Estas pirámides diferían ligeramente del diseño que habíamos promulgado; sin embargo, las ideas originales eran las mismas, a las que se sumaba un deseo o intención de crear lugares de meditación y de descanso, de propiciar un sentimiento de la presencia del Creador; estas pirámides eran accesibles a todos, no solamente a los iniciados y a los que debían ser sanados.

Abandonaron esta densidad cuando se descubrió que sus planes estaban firmemente en marcha y, de hecho, habían quedado registrados. Aproximadamente durante los siguientes 3.500 años dichos planes, aunque distorsionados en cierta medida, alcanzaron prácticamente su consecución en muchos aspectos.

Posteriormente, como en el caso de las rupturas de la cuarentena, la entidad que ayudó a las entidades de Sudamérica a lo largo de las grandes vías sudamericanas que llamáis en parte el río Amazonas, acudió ante el Consejo de Saturno para solicitar un segundo intento de corregir en persona las distorsiones que habían tenido lugar en sus planes.
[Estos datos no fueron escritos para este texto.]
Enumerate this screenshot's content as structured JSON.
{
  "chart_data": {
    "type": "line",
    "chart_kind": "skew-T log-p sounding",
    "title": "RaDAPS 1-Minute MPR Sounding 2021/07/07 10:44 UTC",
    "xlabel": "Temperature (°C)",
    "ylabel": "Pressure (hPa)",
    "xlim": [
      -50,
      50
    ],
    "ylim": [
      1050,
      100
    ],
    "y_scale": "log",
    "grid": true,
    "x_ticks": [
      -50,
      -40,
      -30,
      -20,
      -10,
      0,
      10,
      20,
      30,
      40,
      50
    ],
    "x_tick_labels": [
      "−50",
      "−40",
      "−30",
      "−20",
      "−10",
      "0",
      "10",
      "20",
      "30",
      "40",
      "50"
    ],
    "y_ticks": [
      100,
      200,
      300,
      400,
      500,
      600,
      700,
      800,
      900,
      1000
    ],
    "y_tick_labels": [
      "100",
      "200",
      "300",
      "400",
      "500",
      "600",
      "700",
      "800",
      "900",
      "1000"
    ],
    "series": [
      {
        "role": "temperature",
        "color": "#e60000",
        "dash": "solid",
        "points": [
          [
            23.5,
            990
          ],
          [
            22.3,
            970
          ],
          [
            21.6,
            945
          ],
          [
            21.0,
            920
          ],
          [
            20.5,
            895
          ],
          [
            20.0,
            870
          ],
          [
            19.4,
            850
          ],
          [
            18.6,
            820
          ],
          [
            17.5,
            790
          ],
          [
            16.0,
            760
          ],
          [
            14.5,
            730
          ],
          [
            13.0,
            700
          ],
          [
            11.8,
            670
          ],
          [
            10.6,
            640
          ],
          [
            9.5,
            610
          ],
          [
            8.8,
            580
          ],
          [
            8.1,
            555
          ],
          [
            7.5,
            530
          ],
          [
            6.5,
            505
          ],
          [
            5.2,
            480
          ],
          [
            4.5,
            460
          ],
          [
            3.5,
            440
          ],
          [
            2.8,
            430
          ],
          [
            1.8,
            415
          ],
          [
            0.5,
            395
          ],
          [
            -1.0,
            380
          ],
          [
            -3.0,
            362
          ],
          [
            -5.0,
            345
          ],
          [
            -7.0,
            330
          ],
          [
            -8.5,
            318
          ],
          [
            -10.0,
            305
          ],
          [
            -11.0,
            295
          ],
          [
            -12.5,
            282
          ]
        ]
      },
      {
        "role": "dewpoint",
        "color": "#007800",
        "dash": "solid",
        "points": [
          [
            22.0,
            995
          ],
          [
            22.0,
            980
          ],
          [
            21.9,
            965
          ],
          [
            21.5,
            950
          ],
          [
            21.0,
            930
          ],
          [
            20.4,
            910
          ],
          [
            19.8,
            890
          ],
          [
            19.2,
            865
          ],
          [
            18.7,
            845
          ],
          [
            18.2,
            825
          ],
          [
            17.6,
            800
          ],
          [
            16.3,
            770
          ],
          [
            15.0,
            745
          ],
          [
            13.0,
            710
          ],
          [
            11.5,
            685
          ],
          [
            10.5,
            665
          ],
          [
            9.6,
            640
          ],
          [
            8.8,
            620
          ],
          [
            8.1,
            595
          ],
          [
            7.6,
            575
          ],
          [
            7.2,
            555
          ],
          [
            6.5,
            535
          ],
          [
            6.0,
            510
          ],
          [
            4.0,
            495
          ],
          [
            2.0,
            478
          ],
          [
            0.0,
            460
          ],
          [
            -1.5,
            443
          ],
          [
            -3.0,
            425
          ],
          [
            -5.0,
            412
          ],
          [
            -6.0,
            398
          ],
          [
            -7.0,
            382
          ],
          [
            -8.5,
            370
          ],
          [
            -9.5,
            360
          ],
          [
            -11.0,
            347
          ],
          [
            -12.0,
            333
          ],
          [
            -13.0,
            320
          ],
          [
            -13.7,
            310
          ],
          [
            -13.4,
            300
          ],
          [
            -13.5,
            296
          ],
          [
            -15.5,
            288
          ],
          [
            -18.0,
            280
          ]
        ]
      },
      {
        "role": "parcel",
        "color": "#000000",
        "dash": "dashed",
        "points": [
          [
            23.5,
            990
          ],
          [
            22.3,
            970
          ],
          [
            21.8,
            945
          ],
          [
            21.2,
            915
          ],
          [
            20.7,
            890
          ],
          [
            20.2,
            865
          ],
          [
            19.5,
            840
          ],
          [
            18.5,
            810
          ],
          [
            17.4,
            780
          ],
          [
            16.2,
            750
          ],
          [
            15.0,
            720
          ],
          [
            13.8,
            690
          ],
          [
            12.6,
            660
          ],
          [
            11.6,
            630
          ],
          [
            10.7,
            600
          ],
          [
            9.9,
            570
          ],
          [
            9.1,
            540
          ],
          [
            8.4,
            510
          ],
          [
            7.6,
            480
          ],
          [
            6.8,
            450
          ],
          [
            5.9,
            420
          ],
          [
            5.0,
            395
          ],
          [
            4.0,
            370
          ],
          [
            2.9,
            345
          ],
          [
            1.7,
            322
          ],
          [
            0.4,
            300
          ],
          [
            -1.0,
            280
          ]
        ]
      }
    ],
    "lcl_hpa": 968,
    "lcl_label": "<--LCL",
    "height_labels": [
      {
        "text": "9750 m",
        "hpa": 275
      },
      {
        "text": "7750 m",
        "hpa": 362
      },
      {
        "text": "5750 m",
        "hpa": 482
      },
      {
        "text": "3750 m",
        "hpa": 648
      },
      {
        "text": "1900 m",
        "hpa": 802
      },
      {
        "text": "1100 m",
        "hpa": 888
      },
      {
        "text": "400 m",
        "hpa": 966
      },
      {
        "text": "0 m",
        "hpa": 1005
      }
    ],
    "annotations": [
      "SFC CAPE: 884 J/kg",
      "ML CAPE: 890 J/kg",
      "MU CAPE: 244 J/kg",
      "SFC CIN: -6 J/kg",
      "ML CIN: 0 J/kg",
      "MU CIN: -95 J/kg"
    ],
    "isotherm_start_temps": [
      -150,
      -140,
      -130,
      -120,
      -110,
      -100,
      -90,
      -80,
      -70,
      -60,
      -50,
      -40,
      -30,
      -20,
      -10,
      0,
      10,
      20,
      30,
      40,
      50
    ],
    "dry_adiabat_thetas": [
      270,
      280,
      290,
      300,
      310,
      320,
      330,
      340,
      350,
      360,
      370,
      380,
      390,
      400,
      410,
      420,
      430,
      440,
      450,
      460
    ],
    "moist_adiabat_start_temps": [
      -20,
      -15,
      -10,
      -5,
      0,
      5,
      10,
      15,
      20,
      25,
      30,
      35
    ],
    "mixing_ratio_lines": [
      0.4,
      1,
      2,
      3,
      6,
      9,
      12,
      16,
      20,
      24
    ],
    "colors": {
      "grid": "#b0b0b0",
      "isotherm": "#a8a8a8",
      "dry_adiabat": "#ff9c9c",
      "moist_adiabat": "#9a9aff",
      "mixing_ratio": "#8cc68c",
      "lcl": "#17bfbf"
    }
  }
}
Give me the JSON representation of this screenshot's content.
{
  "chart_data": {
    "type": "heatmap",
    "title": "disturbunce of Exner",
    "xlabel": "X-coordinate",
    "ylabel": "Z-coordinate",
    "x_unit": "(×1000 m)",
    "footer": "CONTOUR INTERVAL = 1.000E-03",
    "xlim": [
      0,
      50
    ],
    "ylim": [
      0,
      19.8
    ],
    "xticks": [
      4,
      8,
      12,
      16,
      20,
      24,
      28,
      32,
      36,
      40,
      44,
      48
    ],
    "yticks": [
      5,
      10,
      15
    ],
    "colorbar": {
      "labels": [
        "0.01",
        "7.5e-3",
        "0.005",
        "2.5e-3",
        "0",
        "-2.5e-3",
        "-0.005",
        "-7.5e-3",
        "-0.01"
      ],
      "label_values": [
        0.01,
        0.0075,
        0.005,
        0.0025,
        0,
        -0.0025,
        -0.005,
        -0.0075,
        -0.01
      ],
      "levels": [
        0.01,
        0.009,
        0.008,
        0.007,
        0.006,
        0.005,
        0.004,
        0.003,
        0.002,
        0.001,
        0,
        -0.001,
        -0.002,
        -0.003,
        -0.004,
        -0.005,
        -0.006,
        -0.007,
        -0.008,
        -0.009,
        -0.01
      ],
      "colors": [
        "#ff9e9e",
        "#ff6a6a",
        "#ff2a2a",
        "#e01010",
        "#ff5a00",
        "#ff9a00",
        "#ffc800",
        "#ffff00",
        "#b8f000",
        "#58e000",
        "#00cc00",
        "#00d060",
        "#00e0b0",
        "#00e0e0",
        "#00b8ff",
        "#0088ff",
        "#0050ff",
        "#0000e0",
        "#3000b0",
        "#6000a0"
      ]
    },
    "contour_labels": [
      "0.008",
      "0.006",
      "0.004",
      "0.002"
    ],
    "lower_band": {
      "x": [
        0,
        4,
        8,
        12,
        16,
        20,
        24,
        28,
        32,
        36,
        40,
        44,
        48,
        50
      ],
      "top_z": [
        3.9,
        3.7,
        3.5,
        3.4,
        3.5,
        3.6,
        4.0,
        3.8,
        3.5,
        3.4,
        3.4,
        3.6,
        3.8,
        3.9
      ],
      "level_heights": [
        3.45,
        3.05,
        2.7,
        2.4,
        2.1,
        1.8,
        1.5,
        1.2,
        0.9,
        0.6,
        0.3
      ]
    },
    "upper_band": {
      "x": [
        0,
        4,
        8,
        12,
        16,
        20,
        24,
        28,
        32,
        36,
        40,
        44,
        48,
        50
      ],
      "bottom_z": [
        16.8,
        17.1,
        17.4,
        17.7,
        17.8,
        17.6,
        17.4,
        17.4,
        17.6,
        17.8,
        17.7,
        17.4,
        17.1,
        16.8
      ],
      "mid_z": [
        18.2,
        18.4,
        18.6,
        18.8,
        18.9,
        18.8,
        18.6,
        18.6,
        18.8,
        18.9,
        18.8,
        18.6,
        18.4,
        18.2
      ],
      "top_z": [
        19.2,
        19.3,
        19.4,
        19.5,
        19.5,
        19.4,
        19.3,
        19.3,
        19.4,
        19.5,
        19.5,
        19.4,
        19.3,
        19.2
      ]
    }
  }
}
Habiéndoselo concedido, esa entidad o complejo de memoria social regresó, y la entidad escogida como mensajero llegó una vez más entre aquellos pueblos para corregir los errores.

Una vez más, todo quedó registrado, y la entidad se reunió con su complejo de memoria social y abandonó vuestros cielos.

Al igual que ocurrió en nuestra experiencia, las enseñanzas fueron pervirtiéndose profundamente en su mayor parte, hasta el punto de que en los últimos tiempos se llegó al sacrificio humano literal, en lugar de a la sanación de los humanos. En consecuencia, este complejo de memoria social ha recibido también el honor/deber de persistir hasta que esas distorsiones hayan quedado eliminadas de los complejos de distorsión de vuestros pueblos.

¿Tenéis alguna pregunta breve que formular antes de concluir la sesión?

Interrogador: ¿Hay algo que podamos hacer para que el instrumento esté más confortable? Puesto que habéis dicho que su energía parece haber disminuido, ¿es posible mantener otra sesión hoy, más tarde?

Ra: Soy Ra. La alineación es correcta; sin embargo, a este instrumento le vendría bien descansar del estado de trance durante este periodo diurno.

Soy Ra. Me dispongo a abandonar al instrumento. Dejo a cada uno de vosotros en el amor y la luz del infinito Creador. Id pues, y regocijaros en el poder y la paz del Creador único. Adonai.